Koordinator Kontras, Fatia Maulidiyanti mengkritisi istilah pelanggaran HAM berat diubah menjadi tindak pidana berat terhadap HAM dengan ancaman pidana minimal yang dikurangi dari minimal 10 tahun-maksimal 25 tahun menjadi minimal 5 tahun-maksimal 25 tahun. 
"Ini mendegradasi kekhususan tindak pidana HAM berat," tegas Fatia.

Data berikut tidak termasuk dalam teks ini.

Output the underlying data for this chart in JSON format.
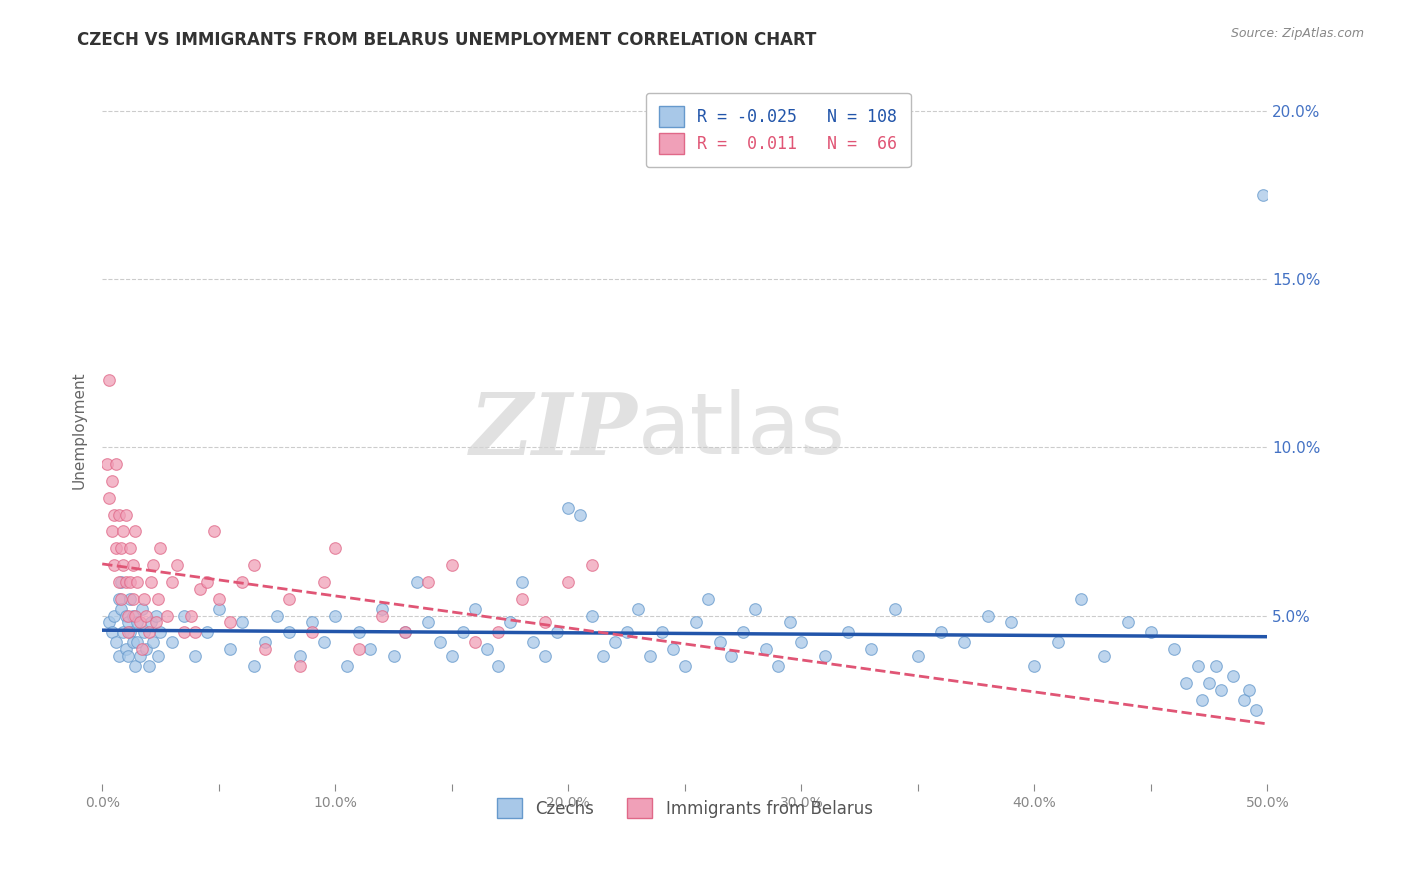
{
  "title": "CZECH VS IMMIGRANTS FROM BELARUS UNEMPLOYMENT CORRELATION CHART",
  "source": "Source: ZipAtlas.com",
  "ylabel": "Unemployment",
  "xlim": [
    0.0,
    0.5
  ],
  "ylim": [
    0.0,
    0.21
  ],
  "xtick_labels": [
    "0.0%",
    "",
    "10.0%",
    "",
    "20.0%",
    "",
    "30.0%",
    "",
    "40.0%",
    "",
    "50.0%"
  ],
  "xtick_vals": [
    0.0,
    0.05,
    0.1,
    0.15,
    0.2,
    0.25,
    0.3,
    0.35,
    0.4,
    0.45,
    0.5
  ],
  "ytick_labels": [
    "5.0%",
    "10.0%",
    "15.0%",
    "20.0%"
  ],
  "ytick_vals": [
    0.05,
    0.1,
    0.15,
    0.2
  ],
  "watermark_zip": "ZIP",
  "watermark_atlas": "atlas",
  "czech_color": "#a8c8e8",
  "belarus_color": "#f0a0b8",
  "czech_edge_color": "#6699cc",
  "belarus_edge_color": "#e06888",
  "czech_trend_color": "#2255aa",
  "belarus_trend_color": "#e05575",
  "legend_r1": "R = -0.025",
  "legend_n1": "N = 108",
  "legend_r2": "R =  0.011",
  "legend_n2": "N =  66",
  "czech_points": [
    [
      0.003,
      0.048
    ],
    [
      0.004,
      0.045
    ],
    [
      0.005,
      0.05
    ],
    [
      0.006,
      0.042
    ],
    [
      0.007,
      0.038
    ],
    [
      0.007,
      0.055
    ],
    [
      0.008,
      0.06
    ],
    [
      0.008,
      0.052
    ],
    [
      0.009,
      0.045
    ],
    [
      0.01,
      0.05
    ],
    [
      0.01,
      0.04
    ],
    [
      0.011,
      0.048
    ],
    [
      0.011,
      0.038
    ],
    [
      0.012,
      0.055
    ],
    [
      0.012,
      0.045
    ],
    [
      0.013,
      0.042
    ],
    [
      0.013,
      0.05
    ],
    [
      0.014,
      0.035
    ],
    [
      0.015,
      0.048
    ],
    [
      0.015,
      0.042
    ],
    [
      0.016,
      0.038
    ],
    [
      0.017,
      0.052
    ],
    [
      0.018,
      0.045
    ],
    [
      0.019,
      0.04
    ],
    [
      0.02,
      0.035
    ],
    [
      0.021,
      0.048
    ],
    [
      0.022,
      0.042
    ],
    [
      0.023,
      0.05
    ],
    [
      0.024,
      0.038
    ],
    [
      0.025,
      0.045
    ],
    [
      0.03,
      0.042
    ],
    [
      0.035,
      0.05
    ],
    [
      0.04,
      0.038
    ],
    [
      0.045,
      0.045
    ],
    [
      0.05,
      0.052
    ],
    [
      0.055,
      0.04
    ],
    [
      0.06,
      0.048
    ],
    [
      0.065,
      0.035
    ],
    [
      0.07,
      0.042
    ],
    [
      0.075,
      0.05
    ],
    [
      0.08,
      0.045
    ],
    [
      0.085,
      0.038
    ],
    [
      0.09,
      0.048
    ],
    [
      0.095,
      0.042
    ],
    [
      0.1,
      0.05
    ],
    [
      0.105,
      0.035
    ],
    [
      0.11,
      0.045
    ],
    [
      0.115,
      0.04
    ],
    [
      0.12,
      0.052
    ],
    [
      0.125,
      0.038
    ],
    [
      0.13,
      0.045
    ],
    [
      0.135,
      0.06
    ],
    [
      0.14,
      0.048
    ],
    [
      0.145,
      0.042
    ],
    [
      0.15,
      0.038
    ],
    [
      0.155,
      0.045
    ],
    [
      0.16,
      0.052
    ],
    [
      0.165,
      0.04
    ],
    [
      0.17,
      0.035
    ],
    [
      0.175,
      0.048
    ],
    [
      0.18,
      0.06
    ],
    [
      0.185,
      0.042
    ],
    [
      0.19,
      0.038
    ],
    [
      0.195,
      0.045
    ],
    [
      0.2,
      0.082
    ],
    [
      0.205,
      0.08
    ],
    [
      0.21,
      0.05
    ],
    [
      0.215,
      0.038
    ],
    [
      0.22,
      0.042
    ],
    [
      0.225,
      0.045
    ],
    [
      0.23,
      0.052
    ],
    [
      0.235,
      0.038
    ],
    [
      0.24,
      0.045
    ],
    [
      0.245,
      0.04
    ],
    [
      0.25,
      0.035
    ],
    [
      0.255,
      0.048
    ],
    [
      0.26,
      0.055
    ],
    [
      0.265,
      0.042
    ],
    [
      0.27,
      0.038
    ],
    [
      0.275,
      0.045
    ],
    [
      0.28,
      0.052
    ],
    [
      0.285,
      0.04
    ],
    [
      0.29,
      0.035
    ],
    [
      0.295,
      0.048
    ],
    [
      0.3,
      0.042
    ],
    [
      0.31,
      0.038
    ],
    [
      0.32,
      0.045
    ],
    [
      0.33,
      0.04
    ],
    [
      0.34,
      0.052
    ],
    [
      0.35,
      0.038
    ],
    [
      0.36,
      0.045
    ],
    [
      0.37,
      0.042
    ],
    [
      0.38,
      0.05
    ],
    [
      0.39,
      0.048
    ],
    [
      0.4,
      0.035
    ],
    [
      0.41,
      0.042
    ],
    [
      0.42,
      0.055
    ],
    [
      0.43,
      0.038
    ],
    [
      0.44,
      0.048
    ],
    [
      0.45,
      0.045
    ],
    [
      0.46,
      0.04
    ],
    [
      0.465,
      0.03
    ],
    [
      0.47,
      0.035
    ],
    [
      0.472,
      0.025
    ],
    [
      0.475,
      0.03
    ],
    [
      0.478,
      0.035
    ],
    [
      0.48,
      0.028
    ],
    [
      0.485,
      0.032
    ],
    [
      0.49,
      0.025
    ],
    [
      0.492,
      0.028
    ],
    [
      0.495,
      0.022
    ],
    [
      0.498,
      0.175
    ]
  ],
  "belarus_points": [
    [
      0.002,
      0.095
    ],
    [
      0.003,
      0.085
    ],
    [
      0.003,
      0.12
    ],
    [
      0.004,
      0.09
    ],
    [
      0.004,
      0.075
    ],
    [
      0.005,
      0.08
    ],
    [
      0.005,
      0.065
    ],
    [
      0.006,
      0.095
    ],
    [
      0.006,
      0.07
    ],
    [
      0.007,
      0.06
    ],
    [
      0.007,
      0.08
    ],
    [
      0.008,
      0.055
    ],
    [
      0.008,
      0.07
    ],
    [
      0.009,
      0.065
    ],
    [
      0.009,
      0.075
    ],
    [
      0.01,
      0.06
    ],
    [
      0.01,
      0.08
    ],
    [
      0.011,
      0.05
    ],
    [
      0.011,
      0.045
    ],
    [
      0.012,
      0.06
    ],
    [
      0.012,
      0.07
    ],
    [
      0.013,
      0.055
    ],
    [
      0.013,
      0.065
    ],
    [
      0.014,
      0.05
    ],
    [
      0.014,
      0.075
    ],
    [
      0.015,
      0.06
    ],
    [
      0.016,
      0.048
    ],
    [
      0.017,
      0.04
    ],
    [
      0.018,
      0.055
    ],
    [
      0.019,
      0.05
    ],
    [
      0.02,
      0.045
    ],
    [
      0.021,
      0.06
    ],
    [
      0.022,
      0.065
    ],
    [
      0.023,
      0.048
    ],
    [
      0.024,
      0.055
    ],
    [
      0.025,
      0.07
    ],
    [
      0.028,
      0.05
    ],
    [
      0.03,
      0.06
    ],
    [
      0.032,
      0.065
    ],
    [
      0.035,
      0.045
    ],
    [
      0.038,
      0.05
    ],
    [
      0.04,
      0.045
    ],
    [
      0.042,
      0.058
    ],
    [
      0.045,
      0.06
    ],
    [
      0.048,
      0.075
    ],
    [
      0.05,
      0.055
    ],
    [
      0.055,
      0.048
    ],
    [
      0.06,
      0.06
    ],
    [
      0.065,
      0.065
    ],
    [
      0.07,
      0.04
    ],
    [
      0.08,
      0.055
    ],
    [
      0.085,
      0.035
    ],
    [
      0.09,
      0.045
    ],
    [
      0.095,
      0.06
    ],
    [
      0.1,
      0.07
    ],
    [
      0.11,
      0.04
    ],
    [
      0.12,
      0.05
    ],
    [
      0.13,
      0.045
    ],
    [
      0.14,
      0.06
    ],
    [
      0.15,
      0.065
    ],
    [
      0.16,
      0.042
    ],
    [
      0.17,
      0.045
    ],
    [
      0.18,
      0.055
    ],
    [
      0.19,
      0.048
    ],
    [
      0.2,
      0.06
    ],
    [
      0.21,
      0.065
    ]
  ]
}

Dalam KUHP yang baru, Fatia berpendapat, pelaku pelanggaran HAM berat di masa lalu tidak bisa diadili karena ada pembatasan masa kadaluwarsa penuntutan kasus. Ketua Umum YLBHI, Muhammad Isnur berpendapat HAM adalah jantung dari konstitusi dan warga negara, sehingga bila saat ini ada anak bangsa terkekang HAM-nya harus dipertanyakan.

Menurut Isnur, perhatian dunia terhadap Indonesia pasca-disahkannya KUHP yang baru karena ada kekhawatiran pelaksanaan demokrasi di tanah air semakin buruk.

Bahkan, ujar Isnur, berdasarkan sejumlah survey masyarakat saat ini semakin takut dalam berpendapat.

Kasus revisi UU ITE yang baru dilakukan setelah 14 tahun diundangkan, tambah Isnur, seharusnya  bisa dilakukan terhadap KUHP baru yang masih memiliki banyak kekurangan.

Menurut Isnur, penyampaian masukan yang konsisten dari masyarakat sipil terkait revisi KUHP yang baru harus dilakukan, agar semakin banyak pihak yang memahami adanya kekurangan dalam KUHP yang baru, sehingga bisa segera diperbaiki demi acuan hukum pidana yang berkeadilan dan mampu melindungi HAM setiap warga negara.

Jurnalis senior Saur Hutabarat berpendapat perdebatan yang muncul dalam diskusi ini menunjukkan bahwa waktu tiga tahun sebelum diterapkannya UU KUHP yang baru ini, merupakan waktu yang panjang.

Sebagai jurnalis, Saur juga mempertanyakan asumsi yang dipakai dalam KUHP yang baru ini yang menempatkan sebuah berita dinilai sebagai satu variabel bebas yang bisa memicu kerusuhan.

"Apakah presiden dan wakil presiden mendatang  pemimpin mudah tersinggung. Saya berharap tidak," ujarnya. *


Anggota Terkait :

Dr. LESTARI MOERDIJAT S.S., M.M.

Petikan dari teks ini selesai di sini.